De acordo com Ricardo Constantino, “a literacia digital dos pacientes tem aumentado de forma consistente”, ainda assim, admite que “é necessário garantir que a digitalização dos cuidados de saúde não coloca ninguém de fora do sistema, garantindo que existe a capacitação digital dos cidadãos”.

De igual forma, também a literacia digital dos profissionais de saúde assume um papel cada vez mais relevante.
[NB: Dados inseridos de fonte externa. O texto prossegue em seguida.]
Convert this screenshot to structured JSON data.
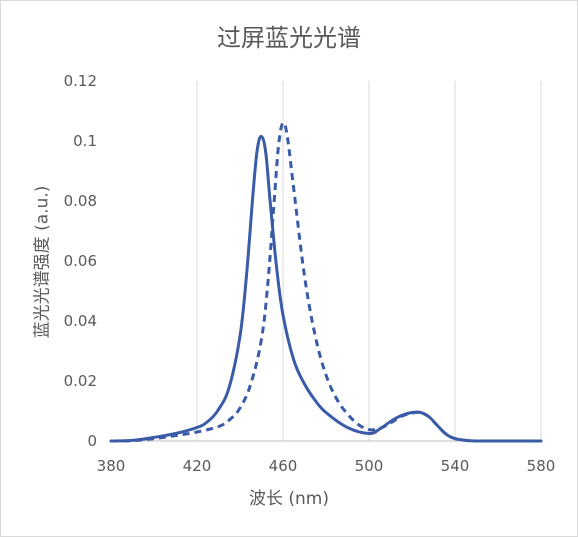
{
  "chart_data": {
    "type": "line",
    "title": "过屏蓝光光谱",
    "xlabel": "波长 (nm)",
    "ylabel": "蓝光光谱强度 (a.u.)",
    "xlim": [
      380,
      580
    ],
    "ylim": [
      0,
      0.12
    ],
    "x_ticks": [
      380,
      420,
      460,
      500,
      540,
      580
    ],
    "y_ticks": [
      0,
      0.02,
      0.04,
      0.06,
      0.08,
      0.1,
      0.12
    ],
    "x_tick_labels": [
      "380",
      "420",
      "460",
      "500",
      "540",
      "580"
    ],
    "y_tick_labels": [
      "0",
      "0.02",
      "0.04",
      "0.06",
      "0.08",
      "0.1",
      "0.12"
    ],
    "grid": "vertical",
    "legend": "none",
    "series": [
      {
        "style": "solid",
        "color": "#3A5BA8",
        "x": [
          380,
          390,
          400,
          410,
          420,
          425,
          430,
          435,
          440,
          443,
          446,
          448,
          450,
          452,
          454,
          457,
          460,
          465,
          470,
          475,
          480,
          490,
          500,
          505,
          510,
          515,
          520,
          524,
          528,
          532,
          536,
          540,
          545,
          550,
          560,
          570,
          580
        ],
        "y": [
          0.0,
          0.0002,
          0.0012,
          0.0025,
          0.0045,
          0.0065,
          0.0105,
          0.018,
          0.035,
          0.055,
          0.082,
          0.097,
          0.1015,
          0.096,
          0.08,
          0.058,
          0.042,
          0.027,
          0.019,
          0.0135,
          0.0095,
          0.0045,
          0.0025,
          0.004,
          0.0065,
          0.0085,
          0.0095,
          0.0095,
          0.008,
          0.005,
          0.0022,
          0.0008,
          0.0002,
          0.0,
          0.0,
          0.0,
          0.0
        ]
      },
      {
        "style": "dashed",
        "color": "#3A5BA8",
        "x": [
          380,
          390,
          400,
          410,
          420,
          430,
          435,
          440,
          445,
          450,
          453,
          456,
          458,
          460,
          462,
          465,
          470,
          475,
          480,
          485,
          490,
          495,
          500,
          505,
          510,
          515,
          520,
          524,
          528,
          532,
          536,
          540,
          545,
          550,
          560,
          570,
          580
        ],
        "y": [
          0.0,
          0.0001,
          0.0008,
          0.0018,
          0.003,
          0.0048,
          0.007,
          0.011,
          0.019,
          0.034,
          0.053,
          0.081,
          0.099,
          0.106,
          0.1015,
          0.084,
          0.055,
          0.035,
          0.022,
          0.014,
          0.009,
          0.0055,
          0.0038,
          0.0042,
          0.006,
          0.0082,
          0.0093,
          0.0095,
          0.008,
          0.005,
          0.0022,
          0.0008,
          0.0002,
          0.0,
          0.0,
          0.0,
          0.0
        ]
      }
    ]
  }
}
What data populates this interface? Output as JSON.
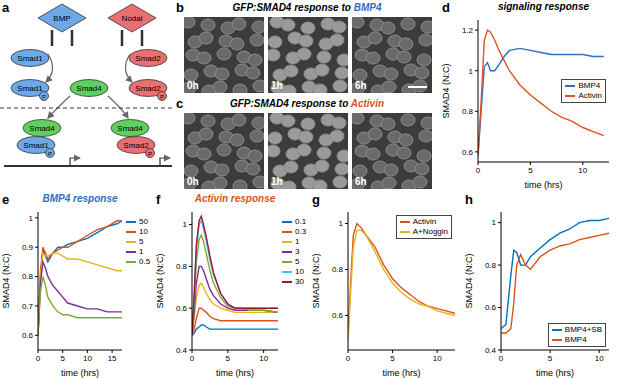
{
  "panel_a": {
    "label": "a",
    "ligands": [
      "BMP",
      "Nodal"
    ],
    "smads": {
      "left": "Smad1",
      "right": "Smad2",
      "common": "Smad4"
    },
    "phospho": "P"
  },
  "panel_b": {
    "label": "b",
    "title": "GFP:SMAD4 response to BMP4",
    "times": [
      "0h",
      "1h",
      "6h"
    ]
  },
  "panel_c": {
    "label": "c",
    "title": "GFP:SMAD4 response to Activin",
    "times": [
      "0h",
      "1h",
      "6h"
    ]
  },
  "chart_labels": [
    "d",
    "e",
    "f",
    "g",
    "h"
  ],
  "chart_data": [
    {
      "type": "line",
      "title": "signaling response",
      "x_label": "time (hrs)",
      "y_label": "SMAD4 (N:C)",
      "x": [
        0,
        0.3,
        0.6,
        0.9,
        1.2,
        1.6,
        2,
        2.5,
        3,
        4,
        5,
        6,
        7,
        8,
        9,
        10,
        11,
        12
      ],
      "series": [
        {
          "name": "BMP4",
          "color": "#2f6fbf",
          "values": [
            0.58,
            0.8,
            1.02,
            1.04,
            1.0,
            1.0,
            1.03,
            1.07,
            1.1,
            1.11,
            1.1,
            1.09,
            1.08,
            1.08,
            1.08,
            1.08,
            1.07,
            1.07
          ]
        },
        {
          "name": "Activin",
          "color": "#e0502a",
          "values": [
            0.58,
            0.85,
            1.15,
            1.2,
            1.19,
            1.15,
            1.1,
            1.05,
            1.0,
            0.93,
            0.88,
            0.84,
            0.8,
            0.77,
            0.75,
            0.72,
            0.7,
            0.68
          ]
        }
      ],
      "xlim": [
        0,
        12.5
      ],
      "ylim": [
        0.55,
        1.25
      ],
      "xticks": [
        0,
        5,
        10
      ],
      "yticks": [
        0.6,
        0.8,
        1,
        1.2
      ],
      "legend": "center right"
    },
    {
      "type": "line",
      "title": "BMP4 response",
      "x_label": "time (hrs)",
      "y_label": "SMAD4 (N:C)",
      "x": [
        0,
        0.5,
        1,
        1.5,
        2,
        3,
        4,
        5,
        6,
        8,
        10,
        12,
        14,
        16,
        17
      ],
      "series": [
        {
          "name": "50",
          "color": "#0072BD",
          "values": [
            0.6,
            0.8,
            0.89,
            0.87,
            0.85,
            0.88,
            0.9,
            0.9,
            0.91,
            0.92,
            0.93,
            0.95,
            0.97,
            0.98,
            0.99
          ]
        },
        {
          "name": "10",
          "color": "#D95319",
          "values": [
            0.6,
            0.82,
            0.9,
            0.88,
            0.86,
            0.88,
            0.89,
            0.9,
            0.9,
            0.92,
            0.94,
            0.96,
            0.97,
            0.99,
            0.99
          ]
        },
        {
          "name": "5",
          "color": "#EDB120",
          "values": [
            0.6,
            0.8,
            0.88,
            0.87,
            0.87,
            0.88,
            0.88,
            0.87,
            0.86,
            0.86,
            0.85,
            0.84,
            0.83,
            0.82,
            0.82
          ]
        },
        {
          "name": "1",
          "color": "#7E2F8E",
          "values": [
            0.6,
            0.78,
            0.85,
            0.83,
            0.8,
            0.77,
            0.75,
            0.73,
            0.71,
            0.7,
            0.69,
            0.69,
            0.68,
            0.68,
            0.68
          ]
        },
        {
          "name": "0.5",
          "color": "#77AC30",
          "values": [
            0.6,
            0.75,
            0.8,
            0.77,
            0.73,
            0.7,
            0.68,
            0.67,
            0.67,
            0.66,
            0.66,
            0.66,
            0.66,
            0.66,
            0.66
          ]
        }
      ],
      "xlim": [
        0,
        17
      ],
      "ylim": [
        0.55,
        1.02
      ],
      "xticks": [
        0,
        5,
        10,
        15
      ],
      "yticks": [
        0.6,
        0.7,
        0.8,
        0.9,
        1
      ],
      "legend": "right"
    },
    {
      "type": "line",
      "title": "Activin response",
      "x_label": "time (hrs)",
      "y_label": "SMAD4 (N:C)",
      "x": [
        0,
        0.3,
        0.6,
        1,
        1.3,
        1.6,
        2,
        2.5,
        3,
        4,
        5,
        6,
        7,
        8,
        10,
        12
      ],
      "series": [
        {
          "name": "0.1",
          "color": "#0072BD",
          "values": [
            0.47,
            0.48,
            0.5,
            0.51,
            0.52,
            0.52,
            0.51,
            0.5,
            0.5,
            0.5,
            0.5,
            0.5,
            0.5,
            0.5,
            0.5,
            0.5
          ]
        },
        {
          "name": "0.3",
          "color": "#D95319",
          "values": [
            0.47,
            0.5,
            0.55,
            0.6,
            0.6,
            0.59,
            0.58,
            0.56,
            0.55,
            0.54,
            0.54,
            0.54,
            0.54,
            0.54,
            0.54,
            0.54
          ]
        },
        {
          "name": "1",
          "color": "#EDB120",
          "values": [
            0.47,
            0.55,
            0.65,
            0.71,
            0.72,
            0.7,
            0.67,
            0.64,
            0.62,
            0.6,
            0.59,
            0.58,
            0.58,
            0.58,
            0.58,
            0.58
          ]
        },
        {
          "name": "3",
          "color": "#7E2F8E",
          "values": [
            0.47,
            0.58,
            0.72,
            0.8,
            0.8,
            0.78,
            0.74,
            0.69,
            0.66,
            0.62,
            0.6,
            0.59,
            0.59,
            0.59,
            0.59,
            0.58
          ]
        },
        {
          "name": "5",
          "color": "#77AC30",
          "values": [
            0.47,
            0.62,
            0.82,
            0.93,
            0.95,
            0.92,
            0.86,
            0.78,
            0.72,
            0.65,
            0.61,
            0.6,
            0.6,
            0.59,
            0.59,
            0.58
          ]
        },
        {
          "name": "10",
          "color": "#4DBEEE",
          "values": [
            0.47,
            0.65,
            0.88,
            1.0,
            1.02,
            0.98,
            0.92,
            0.83,
            0.76,
            0.67,
            0.62,
            0.6,
            0.6,
            0.6,
            0.6,
            0.6
          ]
        },
        {
          "name": "30",
          "color": "#A2142F",
          "values": [
            0.47,
            0.66,
            0.9,
            1.02,
            1.04,
            1.0,
            0.94,
            0.85,
            0.77,
            0.67,
            0.62,
            0.6,
            0.6,
            0.6,
            0.6,
            0.6
          ]
        }
      ],
      "xlim": [
        0,
        12
      ],
      "ylim": [
        0.4,
        1.06
      ],
      "xticks": [
        0,
        5,
        10
      ],
      "yticks": [
        0.4,
        0.6,
        0.8,
        1
      ],
      "legend": "right"
    },
    {
      "type": "line",
      "x_label": "time (hrs)",
      "y_label": "SMAD4 (N:C)",
      "x": [
        0,
        0.3,
        0.6,
        1,
        1.5,
        2,
        3,
        4,
        5,
        6,
        7,
        8,
        9,
        10,
        11,
        12
      ],
      "series": [
        {
          "name": "Activin",
          "color": "#D95319",
          "values": [
            0.5,
            0.75,
            0.95,
            1.0,
            0.98,
            0.95,
            0.9,
            0.82,
            0.76,
            0.72,
            0.69,
            0.66,
            0.64,
            0.63,
            0.62,
            0.61
          ]
        },
        {
          "name": "A+Noggin",
          "color": "#EDB120",
          "values": [
            0.5,
            0.7,
            0.9,
            0.97,
            0.97,
            0.95,
            0.88,
            0.8,
            0.74,
            0.7,
            0.67,
            0.65,
            0.64,
            0.62,
            0.61,
            0.6
          ]
        }
      ],
      "xlim": [
        0,
        12
      ],
      "ylim": [
        0.45,
        1.05
      ],
      "xticks": [
        0,
        5,
        10
      ],
      "yticks": [
        0.6,
        0.8,
        1
      ],
      "legend": "upper right"
    },
    {
      "type": "line",
      "x_label": "time (hrs)",
      "y_label": "SMAD4 (N:C)",
      "x": [
        0,
        0.5,
        1,
        1.3,
        1.6,
        2,
        2.5,
        3,
        4,
        5,
        6,
        7,
        8,
        9,
        10,
        11
      ],
      "series": [
        {
          "name": "BMP4+SB",
          "color": "#0072BD",
          "values": [
            0.5,
            0.52,
            0.75,
            0.87,
            0.86,
            0.8,
            0.8,
            0.84,
            0.88,
            0.92,
            0.95,
            0.97,
            1.0,
            1.01,
            1.01,
            1.02
          ]
        },
        {
          "name": "BMP4",
          "color": "#D95319",
          "values": [
            0.48,
            0.48,
            0.5,
            0.62,
            0.8,
            0.85,
            0.8,
            0.78,
            0.84,
            0.87,
            0.89,
            0.9,
            0.92,
            0.93,
            0.94,
            0.95
          ]
        }
      ],
      "xlim": [
        0,
        11
      ],
      "ylim": [
        0.4,
        1.05
      ],
      "xticks": [
        0,
        5,
        10
      ],
      "yticks": [
        0.4,
        0.6,
        0.8,
        1
      ],
      "legend": "lower right"
    }
  ]
}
Ricardo Constantino concorda que “é essencial que exista um aumento da literacia digital e tecnológica dos profissionais de saúde para se retirar todo o potencial da adopção da tecnologia”. No seu entender, uma das formas de o conseguir passa pela “introdução destes temas na formação dos futuros profissionais de saúde”.

Por seu turno, em relação aos profissionais de saúde que já se encontram em funções, destaca que a capacitação digital deve não só incidir sobre as soluções e a sua forma de utilização, mas também sobre “as vantagens que a utilização destas soluções introduz em todo o processo de prestação de cuidados de saúde”.

“Tem de estar claro para os profissionais de saúde, que já têm uma grande pressão, qual o motivo para estarem a recolher determinada informação”, remata, salientando o aspecto importante da adesão à tecnologia.

A tecnologia ajuda, mas sozinha não resolve

Um sistema de saúde centrado no utente é uma das promessas que ouvimos há anos, pelo que é inevitável perguntarmos: será que é agora que tal se vai materializar?

“A criação de um sistema de saúde centrado no cidadão não pode ser uma responsabilidade só da tecnologia”, responde Ricardo Constantino, segundo o qual, “não podemos achar que basta investir-se em tecnologia, e que, num passe de mágica, o sistema fica centrado no cidadão; se fosse assim, era fácil e já estava feito há muito tempo”.

Até porque, como o próprio diz, a tecnologia necessária para criar um sistema centrado no cidadão já existe: “Já temos soluções que permitem fazer agendamentos automatizados com base nas preferências do cidadão; já temos soluções de teleconsulta que permitem o acesso aos profissionais de saúde em qualquer lugar; já temos as soluções que permitem fazer o acompanhamento remoto de doentes.”

“Agora, para termos um sistema centrado no cidadão e retirarmos resultados desse paradigma, é necessário que a implementação das soluções tecnológicas esteja alinhada com a transformação que terá de ser realizada nos restantes níveis, regulação, processos, pessoas e financiamento”, remata, lembrando que “a NTT DATA está envolvida em diversas iniciativas de digitalização do sector da saúde na Europa, sendo que existem áreas em que nos comparamos bem com os outros países e áreas em que estamos mais atrasados”.